I need help dealing with an Experience
Hello again everyone!
I've been a lifeguard this whole summer I've had a decent experience... It's not Ideal for what I want to do as a job since I want to really feel like I'm making a difference in people's lives, but it helps for right now as I go to college.
Today was a dead day at the pool and no one was there and this family drove up and tried to drop off two kids around roughly 1:00, which isn't allowed by the pool rules but I could tell that the family was under a lot of stress and me being me I wanted to help them because I really want to help and I strive to help people in everything I do, so I let them in (They also didn't have a key-bob to get into the facility but I knew they lived in the neighborhood and they pay the HOA so I was fine with letting them in.)
I let them stay for an hour and a half (til really 2:30) because at about 3:00 school lets off and it starts to get busy and I can't watch them and it'll get to stressful to watch the whole pool and babysit them and they made a mess that I needed time to clean up so the deck was clean for the families who were going to get there soon, AND I couldn't stand the way the oldest kid (he was 18 but he acted less mature than the 13 year old and talked about women in the most disrespectful tone and way) so I very politely asked them to leave and I was extremely nice about it and they were fine about the whole thing. Another lifeguard was suppose to come in and relieve me so I could close another pool but he was an hour and 30 minutes late so I was stuck there later than I needed to be and the person who was at the other pool was suppose to be home so that alone was causing a lot of stress, but then the family came back right before another 2 families pulled up.
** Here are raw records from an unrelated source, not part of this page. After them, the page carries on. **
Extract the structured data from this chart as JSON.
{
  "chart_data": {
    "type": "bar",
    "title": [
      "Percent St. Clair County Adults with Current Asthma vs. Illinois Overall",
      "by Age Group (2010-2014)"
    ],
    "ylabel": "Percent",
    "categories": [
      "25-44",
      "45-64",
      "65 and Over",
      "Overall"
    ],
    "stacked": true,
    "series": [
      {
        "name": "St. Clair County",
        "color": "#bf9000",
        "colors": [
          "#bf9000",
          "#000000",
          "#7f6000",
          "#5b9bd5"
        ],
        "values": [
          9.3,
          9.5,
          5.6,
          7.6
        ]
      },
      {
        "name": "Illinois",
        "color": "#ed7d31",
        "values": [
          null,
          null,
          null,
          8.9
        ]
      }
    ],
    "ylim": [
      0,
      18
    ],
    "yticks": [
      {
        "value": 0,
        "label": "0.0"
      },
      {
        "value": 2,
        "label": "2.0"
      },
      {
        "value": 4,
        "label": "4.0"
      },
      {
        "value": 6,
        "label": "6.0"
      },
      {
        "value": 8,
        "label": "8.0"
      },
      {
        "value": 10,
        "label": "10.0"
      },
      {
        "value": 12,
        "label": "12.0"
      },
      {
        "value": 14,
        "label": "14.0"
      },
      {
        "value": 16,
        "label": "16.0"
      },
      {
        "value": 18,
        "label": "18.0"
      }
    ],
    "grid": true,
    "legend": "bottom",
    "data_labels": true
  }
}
I said
"Hey again I'm glad you guys are back, you're with an adult right?" and then the lady asked where the other lifeguard was and I told her
"he's late and I need to go to another pool so it's kind of a problem right now." Then she said
"well I'm dropping my boys back off at the pool for a while." so I told her the rules that they need an adult with them and the youngest was 13 and I told her my home pool (I was subbing at a different pool today) says you have to have an adult to have kids. Then she says
"Well he's 18, he's an adult" so I told her
"Ma'am, at my home pool, you have to be 21 years or older to have childre-"
she started getting really hostile towards me and and extremely rude and interrupted and said
"well sorry this isn't your home pool"
and I said "Well I'll be happy to ask my manager about it"
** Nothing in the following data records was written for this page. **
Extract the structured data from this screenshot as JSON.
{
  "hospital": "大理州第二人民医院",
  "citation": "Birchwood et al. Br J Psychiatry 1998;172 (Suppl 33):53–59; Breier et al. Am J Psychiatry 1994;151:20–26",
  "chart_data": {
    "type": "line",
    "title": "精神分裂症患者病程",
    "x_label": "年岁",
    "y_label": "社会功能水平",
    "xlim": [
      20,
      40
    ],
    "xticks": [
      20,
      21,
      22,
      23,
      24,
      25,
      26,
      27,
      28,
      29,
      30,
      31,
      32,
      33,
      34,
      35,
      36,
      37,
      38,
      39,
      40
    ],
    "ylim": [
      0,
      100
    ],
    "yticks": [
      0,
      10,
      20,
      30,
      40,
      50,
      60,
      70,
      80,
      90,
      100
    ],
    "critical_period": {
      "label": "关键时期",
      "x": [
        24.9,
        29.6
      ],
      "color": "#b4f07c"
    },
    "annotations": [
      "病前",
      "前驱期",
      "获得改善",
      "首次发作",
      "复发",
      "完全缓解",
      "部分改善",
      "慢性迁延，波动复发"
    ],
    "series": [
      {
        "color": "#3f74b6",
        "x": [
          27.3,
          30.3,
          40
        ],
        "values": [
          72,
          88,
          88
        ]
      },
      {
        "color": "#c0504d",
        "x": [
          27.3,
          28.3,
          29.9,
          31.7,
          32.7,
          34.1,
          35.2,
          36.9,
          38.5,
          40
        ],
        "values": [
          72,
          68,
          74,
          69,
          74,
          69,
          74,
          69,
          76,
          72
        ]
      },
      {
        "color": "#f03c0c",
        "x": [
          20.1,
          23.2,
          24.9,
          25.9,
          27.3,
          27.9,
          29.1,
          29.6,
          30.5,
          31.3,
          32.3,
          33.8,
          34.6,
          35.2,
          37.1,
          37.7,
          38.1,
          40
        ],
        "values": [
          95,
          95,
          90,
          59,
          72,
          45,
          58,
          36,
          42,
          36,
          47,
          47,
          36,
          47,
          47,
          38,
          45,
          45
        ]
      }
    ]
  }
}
and then she said in an extremely harsh and aggressive tone (it really screwed with me honestly) "You're going to let my kids in or I will report you for letting them in without a Key-Bob" and at that point I was honestly ready to start something but I could tell that she would have taken it to the next level and started cussing at me and spitting on me and there was family with children walking in at that moment and I did not want them to have to see that so I did nothing except let the kids in... But I can't get rid of the feeling that I should've said something. I hate confronting or making a scene but I could tell that she manipulates and uses people and knowing from experience how much that can mess people up I was going to *gently* put her in her place, I don't believe in talking out of hate but I would've let her know she can't take advantage of people and treat them like a rug and walk all over them. I didn't want to even do it for me I wanted to do it for all the people I could feel like she does that too. I honestly hope to see her again because I feel like I'm one of the only ones who would let her know she's ruining people's lived by treating people the way she does without throwing more hate back at her. I don't know I talked about this with people and they don't understand why I like to help others so I was hoping to talk about it on a community where thats a common thing we are almost forced to do because of how we are... Should I go back to her if I do see her again? The feeling I got from her and the emotions were beyond unhealthy and they can only come from a hateful place. And I can tell she has plenty of issues herself.... and now I'm trying to justify her treating me like dirt I always do that xD... anyways please leave any stories or comments or ideas that come to mind it you read this, and thank you all so much! See you all around!